MPs found that the 'Border Crossing' part of the programme is being used by only 300 border staff, against the 7,000 supposed to be using the system by June 2021, and previous attempts to roll out Border Crossing experienced technical difficulties.

The Home Office is planning for more than 140 million passengers a year to pass through its the new DSAB systems but it still has ‘no proof’ that systems can cope with passenger volumes that existed prior to the coronavirus pandemic, ‘let alone the six per cent annual growth in the volume of passengers’ it predicts.

The Public Accounts Committee report also look at the Home Office’s poor record on delivering technology programmes, such as the Emergency Services Network which is costing taxpayers £650 million a year and is currently running six years late.

MPs say that the Home Office has failed to ‘identify, acknowledge and be transparent about problems’ in delivering tech programmes that are ‘crucial to national security objectives’ of protecting the public from terrorism, crime, illegal immigration and trafficking, and also vital for facilitating the legitimate movement of people across the border.
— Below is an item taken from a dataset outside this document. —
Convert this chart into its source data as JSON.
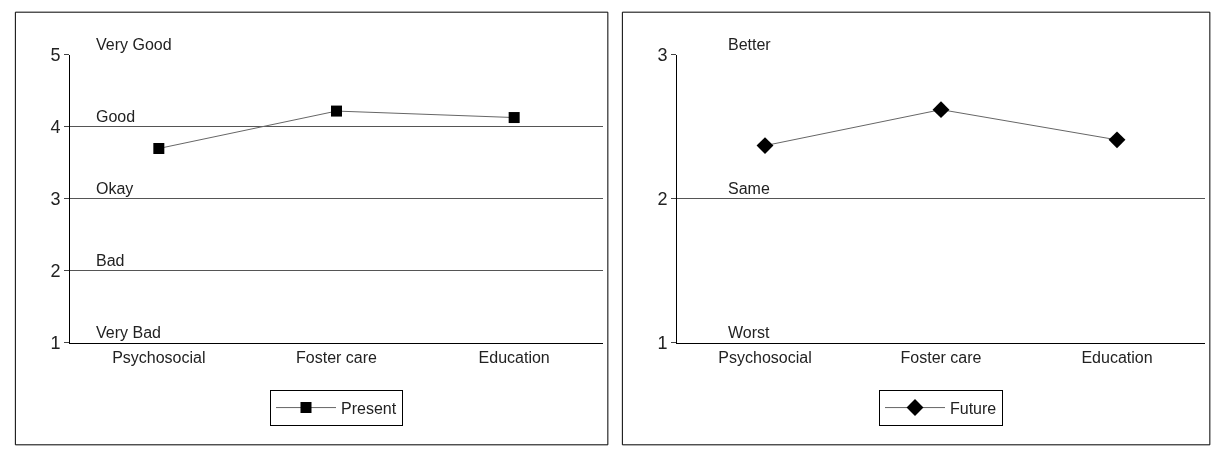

Meg Hillier MP, chair of the committee, said: "Immigration and border security are among the biggest political issues of our time. It is incredible that the Home Office can have failed so badly, for so long, to deliver technology that is crucial to our national security objectives: crucial to protecting the public from terrorism, crime, illegal immigration and trafficking, and crucial to facilitating legitimate movement across the border.

“The Home Office has struggled to get to grips with the technical challenges, resetting the programme and changing the leadership repeatedly. And it is the tax payer hit by both the financial cost and the risks to our security."